LDub showing students how to lock-up a chase on the composing stone in the late 1960s.
It was an ordinary day. Just exited the door to Martin Printing which is located in Lititz, PA. I had traveled to the business to have a few negatives made by Parke, who was a former high school student of mine, so I could print the graduation program for the Manheim Township High School graduation. Martin's Printing is located at the rear of what used to be a church on a small street in center Lititz. Scared the cat when I first arrived an hour ago and it hustled into the print shop when I opened the porch door. I had never been in the shop and when I entered it took be by surprise. It was like a long ago time warp. Very little high tech equipment in the business. Place is run by a husband and wife and they seem to be busy doing most of the local printing that needs to be done in the town of Lititz.

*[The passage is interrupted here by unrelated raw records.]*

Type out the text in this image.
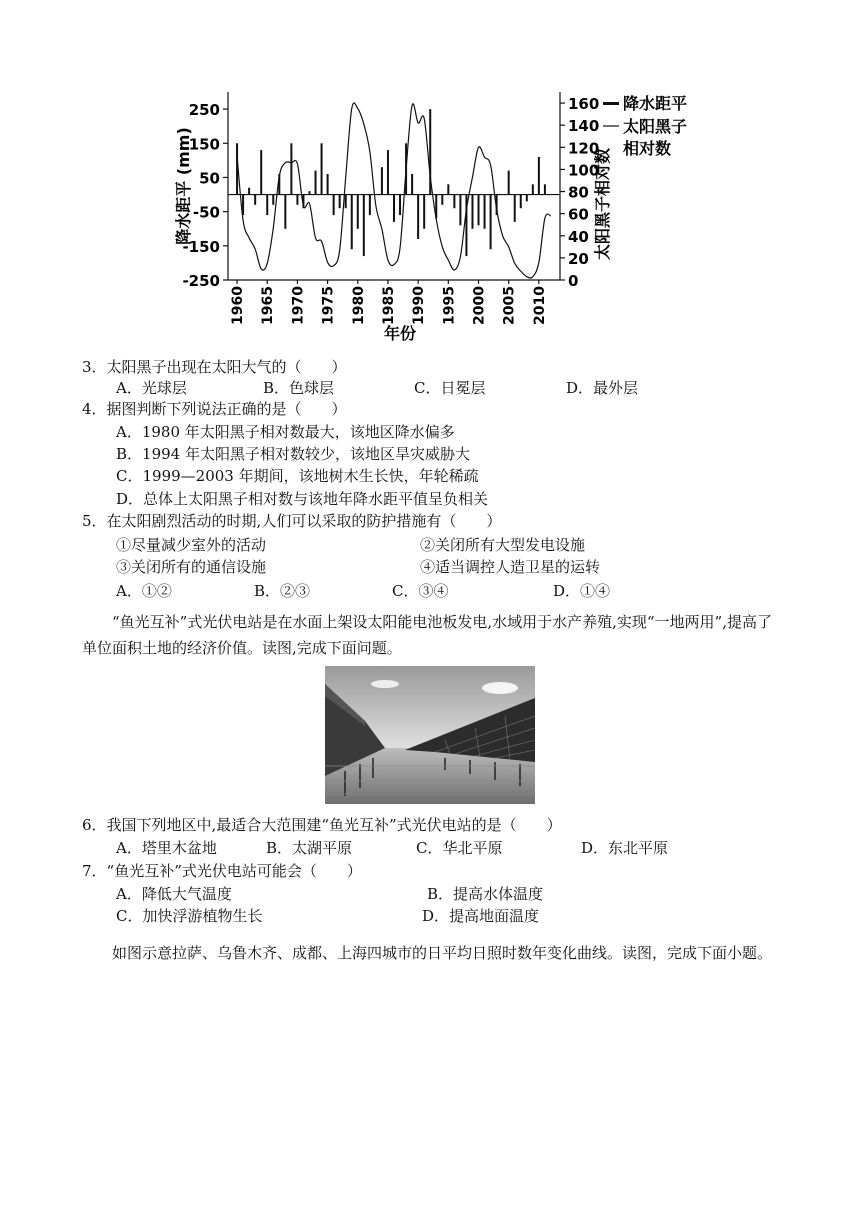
250
150
50
-50
-150
-250
160
140
120
100
80
60
40
20
0
1960 1965 1970 1975 1980 1985 1990 1995 2000 2005 2010
降水距平 (mm)	太阳黑子相对数
年份
降水距平
太阳黑子
相对数
3．太阳黑子出现在太阳大气的（　　）
A．光球层	B．色球层	C．日冕层	D．最外层
4．据图判断下列说法正确的是（　　）
A．1980 年太阳黑子相对数最大，该地区降水偏多
B．1994 年太阳黑子相对数较少，该地区旱灾威胁大
C．1999—2003 年期间，该地树木生长快，年轮稀疏
D．总体上太阳黑子相对数与该地年降水距平值呈负相关
5．在太阳剧烈活动的时期,人们可以采取的防护措施有（　　）
①尽量减少室外的活动	②关闭所有大型发电设施
③关闭所有的通信设施	④适当调控人造卫星的运转
A．①②	B．②③	C．③④	D．①④
“鱼光互补”式光伏电站是在水面上架设太阳能电池板发电,水域用于水产养殖,实现“一地两用”,提高了单位面积土地的经济价值。读图,完成下面问题。
6．我国下列地区中,最适合大范围建“鱼光互补”式光伏电站的是（　　）
A．塔里木盆地	B．太湖平原	C．华北平原	D．东北平原
7．“鱼光互补”式光伏电站可能会（　　）
A．降低大气温度	B．提高水体温度
C．加快浮游植物生长	D．提高地面温度
如图示意拉萨、乌鲁木齐、成都、上海四城市的日平均日照时数年变化曲线。读图，完成下面小题。
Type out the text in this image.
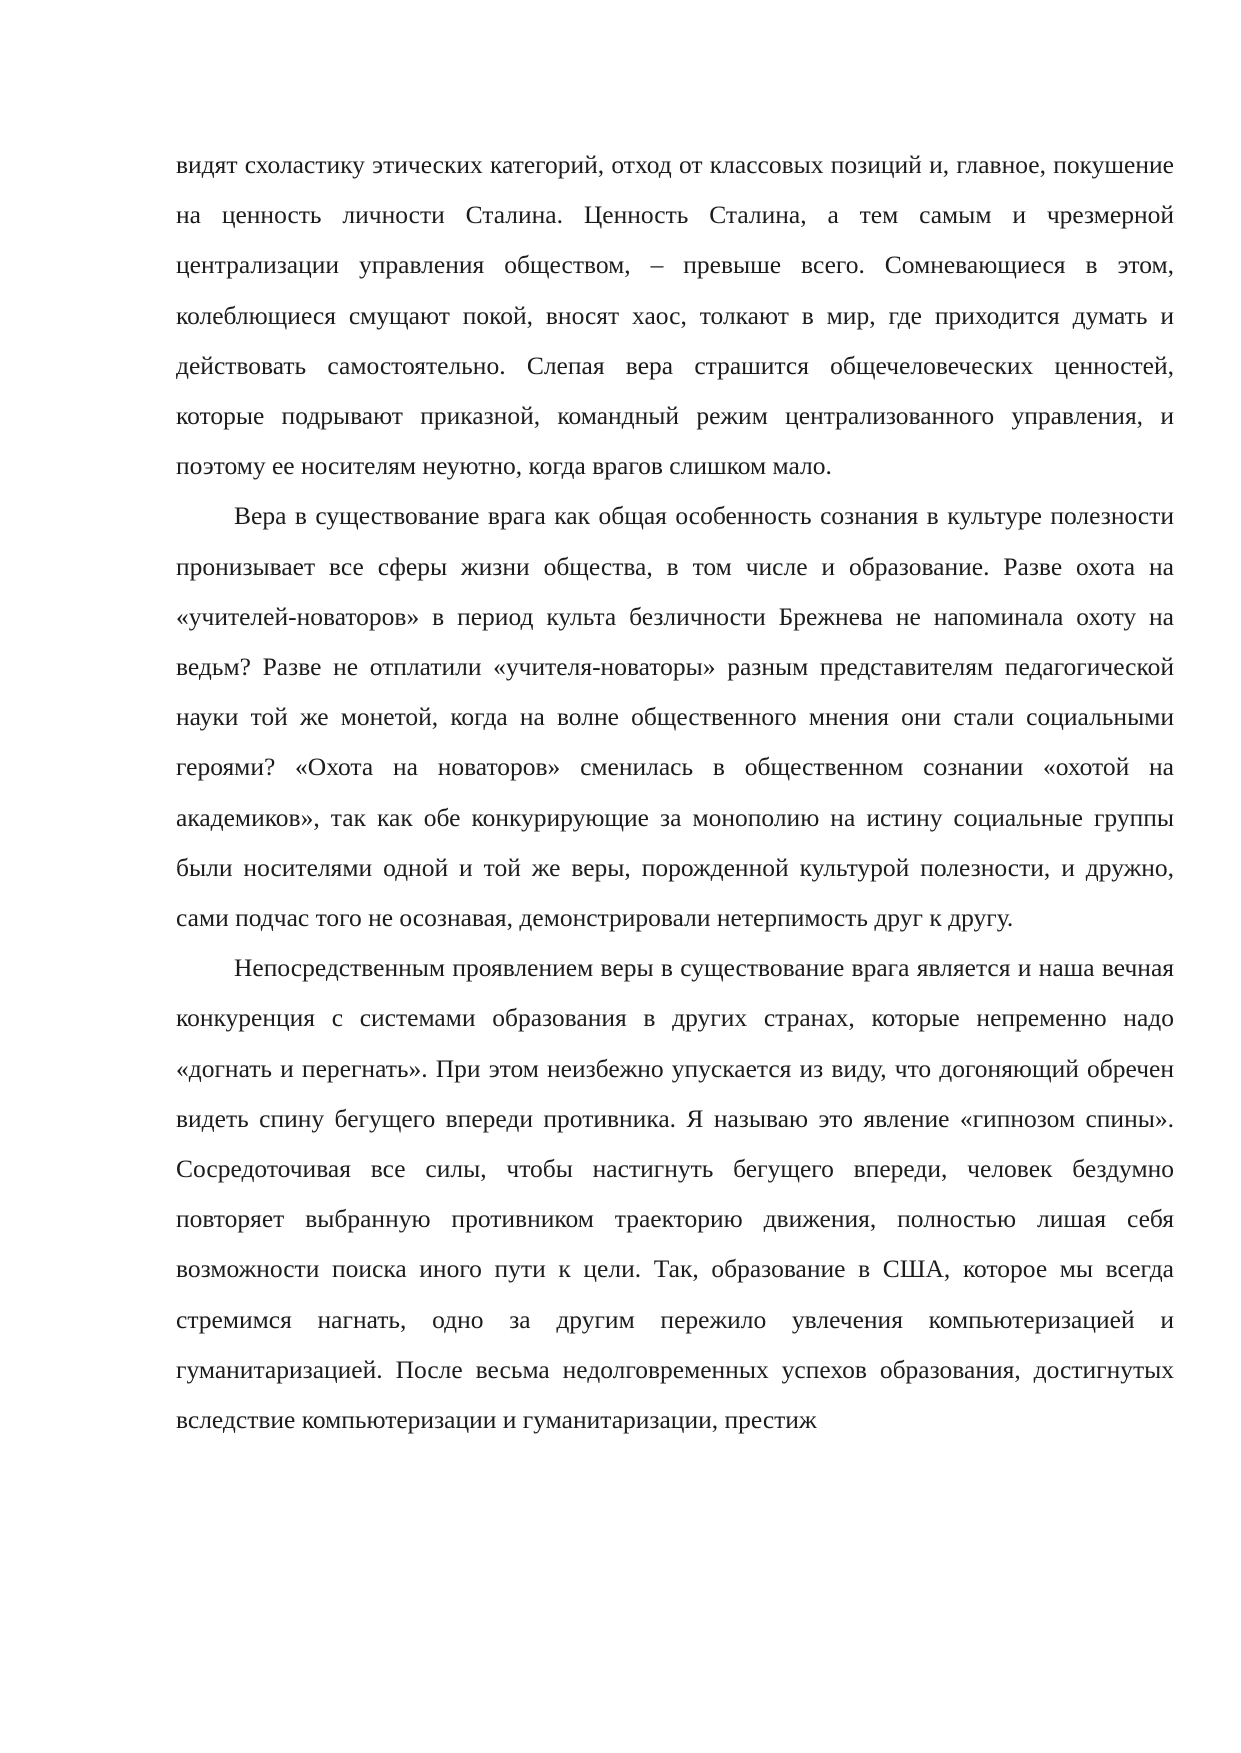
видят схоластику этических категорий, отход от классовых позиций и, главное, покушение на ценность личности Сталина. Ценность Сталина, а тем самым и чрезмерной централизации управления обществом, – превыше всего. Сомневающиеся в этом, колеблющиеся смущают покой, вносят хаос, толкают в мир, где приходится думать и действовать самостоятельно. Слепая вера страшится общечеловеческих ценностей, которые подрывают приказной, командный режим централизованного управления, и поэтому ее носителям неуютно, когда врагов слишком мало.

Вера в существование врага как общая особенность сознания в культуре полезности пронизывает все сферы жизни общества, в том числе и образование. Разве охота на «учителей-новаторов» в период культа безличности Брежнева не напоминала охоту на ведьм? Разве не отплатили «учителя-новаторы» разным представителям педагогической науки той же монетой, когда на волне общественного мнения они стали социальными героями? «Охота на новаторов» сменилась в общественном сознании «охотой на академиков», так как обе конкурирующие за монополию на истину социальные группы были носителями одной и той же веры, порожденной культурой полезности, и дружно, сами подчас того не осознавая, демонстрировали нетерпимость друг к другу.

Непосредственным проявлением веры в существование врага является и наша вечная конкуренция с системами образования в других странах, которые непременно надо «догнать и перегнать». При этом неизбежно упускается из виду, что догоняющий обречен видеть спину бегущего впереди противника. Я называю это явление «гипнозом спины». Сосредоточивая все силы, чтобы настигнуть бегущего впереди, человек бездумно повторяет выбранную противником траекторию движения, полностью лишая себя возможности поиска иного пути к цели. Так, образование в США, которое мы всегда стремимся нагнать, одно за другим пережило увлечения компьютеризацией и гуманитаризацией. После весьма недолговременных успехов образования, достигнутых вследствие компьютеризации и гуманитаризации, престиж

LDub running the letterpress
To my right was a letterpress that looked much the same as the letterpress that I used to teach my students at MT how to operate in the 60s and 70s. We could print, fold and perforate on the press that looked like something that Ben Franklin would have used in the mid-1700s. Everything has to be hand-fed in order to complete the task you are doing. We got rid of our letterpresses at MT in the mid-70s when we added a couple of offset presses. Not a real new technology at the time, but for a school district to add offset presses was cutting edge. As I looked around the shop I saw the composing stone, type cabinets, furniture cabinets, chase rack, ....... the whole works; everything needed to accommodate printing with the letterpress. Then I saw the same folding machine that the school purchased ages ago and still uses. On the other side of the shop was the same plate burner that we have had since the mid-60s. Starting to get kinda creepy. Worked my way back to Parke and at last, the latest technology in the printing industry capable of taking my InDesign files and giving me negatives in a matter of minutes. I must admit I really enjoyed my trip to Miller Printing. So much that I asked one of the co-owners to snap my photo as I pretended to feed a sheet of paper into the letterpress. "There's fresh ink on the disk if you really want to run a few," she said. Now it's getting creepy again! It was another extraordinary day in the life of an ordinary guy.